Large insurers are looking to get real business value out of the insurtech wave this year, and MetLife is no different. The company recently anounced that it would run an insurtech accelerator at its North Carolina tech campus, and is also looking to invest $100 million in innovative companies.
Leading the company's transformation efforts is chief digital officer Greg Baxter, who joined MetLife in summer 2017 after holding a similar position at Citi. Baxter says that after spending his first few months withe company laying the groundwork from a data and platform standpoint, now is the time to look more aggressively at finding partners.
MetLife is looking to reinvent itself as a customer-centric company, he explains, That means the organization has to transform holistically and change how it's traditionally looked at practice areas.
"Innovation needs to be a core competency and, we want to work with world-class external partners on discovering solutions, Baxter says. "in terms of the strategy, the first step was getting our foundation right, building out the base platforms, and getting the data in.
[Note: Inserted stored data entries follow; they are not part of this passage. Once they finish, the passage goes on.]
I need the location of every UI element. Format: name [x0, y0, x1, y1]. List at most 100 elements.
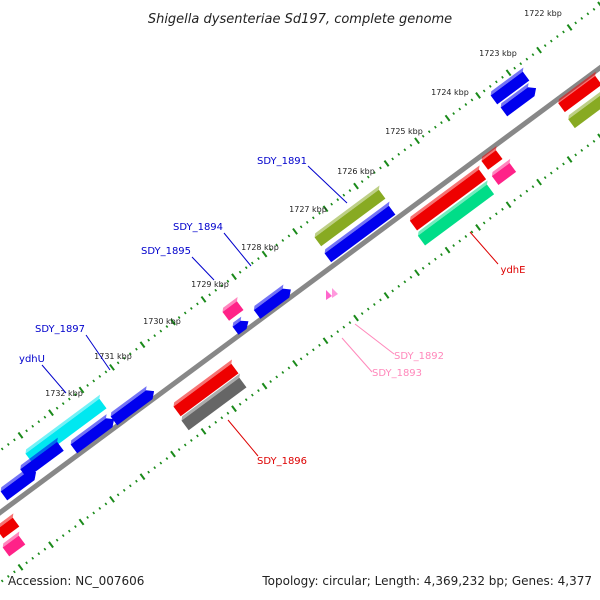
genome-stats-text: Topology: circular; Length: 4,369,232 bp…: [262, 574, 592, 588]
tick-mark: [231, 405, 237, 413]
tick-mark: [13, 438, 16, 442]
gene-top-face: [324, 201, 390, 254]
tick-mark: [580, 148, 584, 152]
kbp-label: 1727 kbp: [289, 205, 327, 214]
tick-mark: [238, 402, 242, 406]
tick-mark: [37, 552, 41, 556]
tick-mark: [6, 574, 10, 578]
tick-mark: [434, 257, 437, 261]
gene-label-leader: [354, 323, 395, 355]
gene-blue: [70, 414, 115, 454]
kbp-label: 1723 kbp: [479, 49, 517, 58]
tick-mark: [86, 384, 89, 387]
genome-backbone: [0, 64, 600, 516]
tick-mark: [98, 506, 102, 510]
gene-top-face: [500, 83, 529, 108]
tick-mark: [513, 66, 517, 70]
tick-mark: [0, 579, 4, 583]
gene-top-face: [110, 386, 147, 417]
gene-top-face: [0, 467, 29, 492]
tick-mark: [135, 347, 138, 351]
accession-text: Accession: NC_007606: [8, 574, 145, 588]
gene-body: [70, 418, 115, 454]
tick-mark: [189, 439, 193, 442]
kbp-label: 1725 kbp: [385, 127, 423, 136]
tick-mark: [139, 473, 146, 481]
tick-mark: [525, 189, 529, 193]
tick-mark: [281, 239, 285, 242]
tick-mark: [482, 221, 486, 225]
tick-mark: [292, 227, 298, 235]
gene-body: [110, 390, 155, 426]
tick-mark: [269, 248, 272, 251]
tick-mark: [208, 293, 211, 297]
tick-mark: [482, 89, 486, 93]
tick-mark: [330, 334, 334, 338]
tick-mark: [488, 84, 492, 88]
tick-mark: [519, 62, 523, 66]
tick-mark: [574, 153, 578, 157]
gene-top-face: [253, 284, 284, 311]
gene-body: [20, 441, 64, 479]
tick-mark: [562, 162, 565, 166]
gene-label-leader: [307, 165, 348, 204]
tick-mark: [170, 318, 176, 326]
tick-mark: [366, 307, 370, 311]
tick-mark: [55, 406, 59, 410]
tick-mark: [86, 516, 89, 519]
tick-mark: [61, 534, 65, 538]
gene-pink: [222, 297, 244, 321]
tick-mark: [177, 448, 181, 451]
tick-mark: [281, 371, 285, 374]
map-title: Shigella dysenteriae Sd197, complete gen…: [148, 12, 452, 27]
tick-mark: [74, 525, 77, 528]
gene-olive: [568, 87, 600, 129]
tick-mark: [250, 393, 254, 397]
tick-mark: [305, 220, 309, 224]
tick-mark: [311, 216, 315, 220]
gene-red: [409, 165, 487, 231]
gene-label: SDY_1891: [257, 156, 307, 167]
tick-mark: [250, 261, 254, 265]
tick-mark: [48, 541, 54, 549]
tick-mark: [383, 160, 390, 167]
tick-mark: [177, 316, 181, 319]
tick-mark: [379, 298, 382, 302]
gene-top-face: [70, 414, 107, 445]
tick-mark: [292, 359, 298, 367]
tick-mark: [128, 484, 132, 488]
tick-mark: [48, 409, 54, 417]
gene-pink-small: [326, 290, 332, 300]
gene-label: ydhE: [501, 265, 526, 276]
tick-mark: [488, 216, 492, 220]
gene-top-face: [417, 180, 488, 236]
gene-pink: [2, 531, 26, 557]
kbp-label: 1731 kbp: [94, 352, 132, 361]
tick-mark: [299, 225, 303, 229]
gene-body: [2, 535, 26, 557]
gene-top-face: [173, 359, 232, 407]
tick-mark: [342, 325, 346, 329]
tick-mark: [586, 144, 590, 148]
tick-mark: [562, 30, 565, 34]
tick-mark: [6, 442, 10, 446]
gene-label: SDY_1892: [394, 351, 444, 362]
tick-mark: [43, 415, 47, 419]
gene-blue: [500, 83, 537, 117]
gene-body: [491, 163, 517, 185]
tick-mark: [37, 420, 41, 424]
tick-mark: [536, 178, 542, 186]
gene-top-face: [568, 87, 600, 120]
tick-mark: [513, 198, 517, 202]
tick-mark: [25, 561, 28, 565]
gene-body: [417, 184, 495, 246]
tick-mark: [336, 198, 340, 202]
gene-label: SDY_1896: [257, 456, 307, 467]
kbp-label: 1724 kbp: [431, 88, 469, 97]
gene-red: [173, 359, 239, 417]
gene-red: [0, 513, 20, 539]
tick-mark: [366, 175, 370, 179]
tick-mark: [318, 343, 321, 347]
The insurtech sector has matured in the wake of a boom year, he adds. Now, large insurance firms like Metlife and insurgent providers are looking to find cultural matches so that the carriers can benefit from the startups' new way of thinking, and the startups will be able to better align their ideas to the real world of insurance.
"It's new ideas meeting global scale and industry expertise," Baxter says. "This is taking what we're already doing with startups, venture capitalists, academia and internally to the next level."
Compared to his time on the banking side, Baxter notes that insurance's less-frequent transaction pace has elongated the timeline for disruption. However, now that the train is moving, it's time for companies to get on board, he asserts.
"We're now seeing some of the front-end distribution disruption, and similar to fintech, once you start to disrupt that area, innovators start to come along and look at the products, services and platforms," he says. "For that, you really need expertise. How do we [leverage] the [intellectual] capital of established companies as opposed to trying to recreate? It moves from disruption to partnership."